On suit les aventures d’une famille dont le père a disparu en tentant de remonter vers l’origine du vent (Toute ressemblance avec la Horde du Contrevent s’arrête là). Vic est un personnage féminin intéressant, mais les deux autres persos féminins sont assez caricaturaux (le love interest d’un des protagonistes, la mère de famille qui est aussi mère maquerelle et la frêle petite fille sortie de nulle part, c’est un peu nul comme distribution de clichés). La narration chorale entre les membres de la famille ralentit aussi pas mal l’action.

J’ai vu une critique qui dit que le roman aurait bénéficié d’un meilleur travail d’édition et je suis assez d’accord, mais je le recommande quand même pour la description de l’univers.

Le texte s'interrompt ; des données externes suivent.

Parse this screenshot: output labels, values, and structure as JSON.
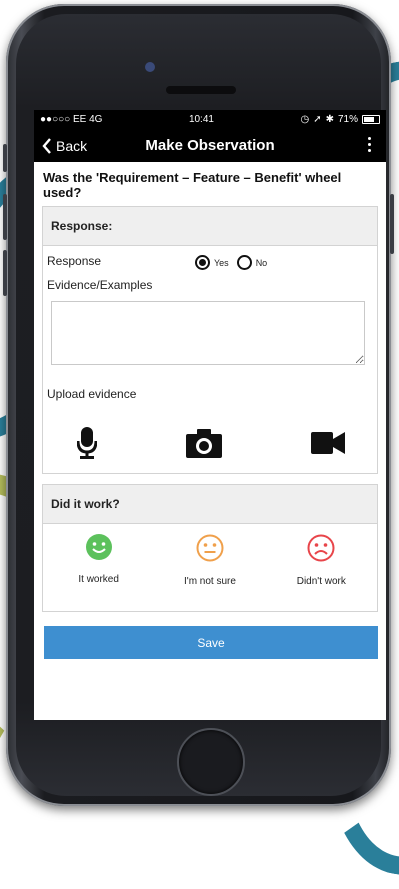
{
  "status_bar": {
    "carrier": "●●○○○ EE  4G",
    "time": "10:41",
    "battery": "71%"
  },
  "nav": {
    "back_label": "Back",
    "title": "Make Observation"
  },
  "question": "Was the 'Requirement – Feature – Benefit' wheel used?",
  "response_section": {
    "header": "Response:",
    "response_label": "Response",
    "options": [
      {
        "label": "Yes",
        "selected": true
      },
      {
        "label": "No",
        "selected": false
      }
    ],
    "evidence_label": "Evidence/Examples",
    "evidence_value": "",
    "upload_label": "Upload evidence",
    "upload_icons": [
      "microphone-icon",
      "camera-icon",
      "video-camera-icon"
    ]
  },
  "work_section": {
    "header": "Did it work?",
    "moods": [
      {
        "label": "It worked",
        "icon": "happy-face-icon",
        "color": "#5cc15c"
      },
      {
        "label": "I'm not sure",
        "icon": "neutral-face-icon",
        "color": "#f0a04b"
      },
      {
        "label": "Didn't work",
        "icon": "sad-face-icon",
        "color": "#e8454a"
      }
    ]
  },
  "save_label": "Save",
  "colors": {
    "accent": "#3e8fd0",
    "header_bg": "#000000",
    "section_bg": "#efefef"
  }
}
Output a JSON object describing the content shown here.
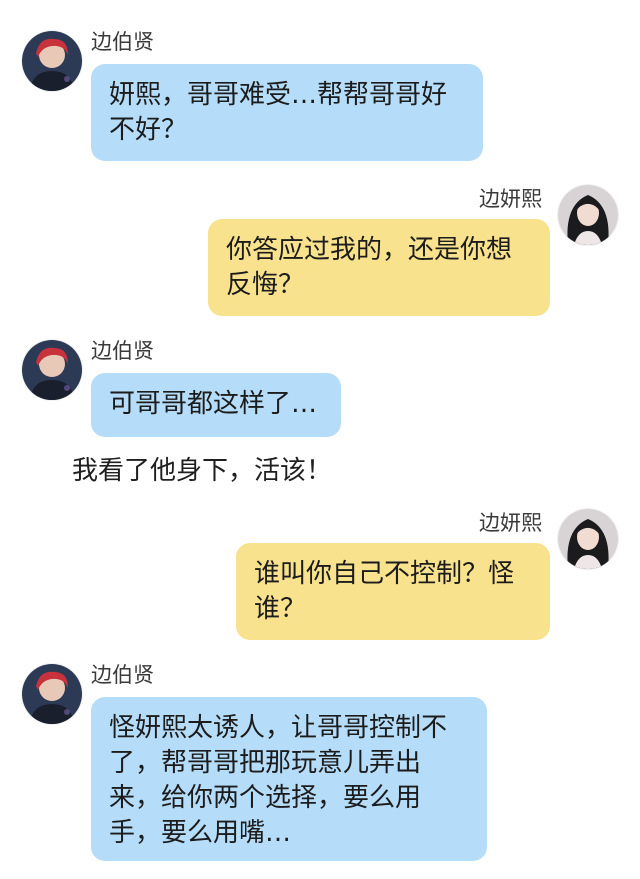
{
  "participants": {
    "left": {
      "name": "边伯贤",
      "avatar_icon": "male-avatar"
    },
    "right": {
      "name": "边妍熙",
      "avatar_icon": "female-avatar"
    }
  },
  "colors": {
    "left_bubble": "#b5dcf8",
    "right_bubble": "#f8e28d"
  },
  "messages": [
    {
      "side": "left",
      "name": "边伯贤",
      "text": "妍熙，哥哥难受…帮帮哥哥好\n不好？"
    },
    {
      "side": "right",
      "name": "边妍熙",
      "text": "你答应过我的，还是你想\n反悔？"
    },
    {
      "side": "left",
      "name": "边伯贤",
      "text": "可哥哥都这样了…"
    },
    {
      "side": "narration",
      "text": "我看了他身下，活该！"
    },
    {
      "side": "right",
      "name": "边妍熙",
      "text": "谁叫你自己不控制？怪\n谁？"
    },
    {
      "side": "left",
      "name": "边伯贤",
      "text": "怪妍熙太诱人，让哥哥控制不\n了，帮哥哥把那玩意儿弄出\n来，给你两个选择，要么用\n手，要么用嘴…"
    }
  ]
}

L’Aménagement du Territoire, d’Aurélien Bellanger

Il restait un roman de Bellanger que je n’avais pas lu, voilà qui est corrigé. Comme pour Le Grand Paris, j’ai bien aimé le début, puis je trouve que ça se perd en cours de route, et spécifiquement là c’est assez manifeste que Bellanger ne sait pas trop comment conclure. Le roman parle comme l’indique son titre d’aménagement du territoire en France, de comment la puissance publique décide d’investir dans des infrastructures. Le roman suit plusieurs acteurs de cet aménagement, des haut fonctionnaires comme des dirigeants de grandes compagnies du BTP. Comme toujours, il entremêle ses personnages fictifs avec d’autres réels (De Gaulle, Foccart, la firme Vinci…) et s’appuie sur l’Histoire récente de la France. Toute cette partie est très prenante, avec un entremêlement de la trajectoire des personnages et des changements d’échelle entre leur vie personnelle, leur jeunesse à une échelle réduite, le déploiement de leur action à l’échelle nationale voire internationale pour deux d’entre eux, puis un retour au village, où les enjeux et les affrontements vont se concentrer. En plus, Bellanger imagine une histoire secrète, avec une société conspiratrice (ou deux ?) au plan immémorial qui va s’achever d’ici une génération, la Mayenne devenant la clef de l’avenir de la France (la Mayenne !) et les personnages du roman choisissant entre deux camps.

Hélas, après ce pitch alléchant, ça s’enlise un peu. Il y a des répétitions voire des incohérences dans la narration (là c’est plus la faute de l’éditeur je pense), et l’affrontement et la puissance d’agir des personnages oscille un peu entre le symbolique (un des persos qui déclare transformer la future Bretagne indépendante en puissance nucléaire car il a pris soin de ne pas exploiter un filon d’uranium du sous-sol breton alors qu’il aurait pu) et le concret (on va faire sauter la ligne de TGV lors de son inauguration par le gouvernement !). Le grand secret de la société secrète ne convainc absolument pas, notamment parce qu’il entremêle ces deux niveaux de lecture sans arriver à choisir.

Vaut le détour mais un peu décevant dans l’ensemble, donc.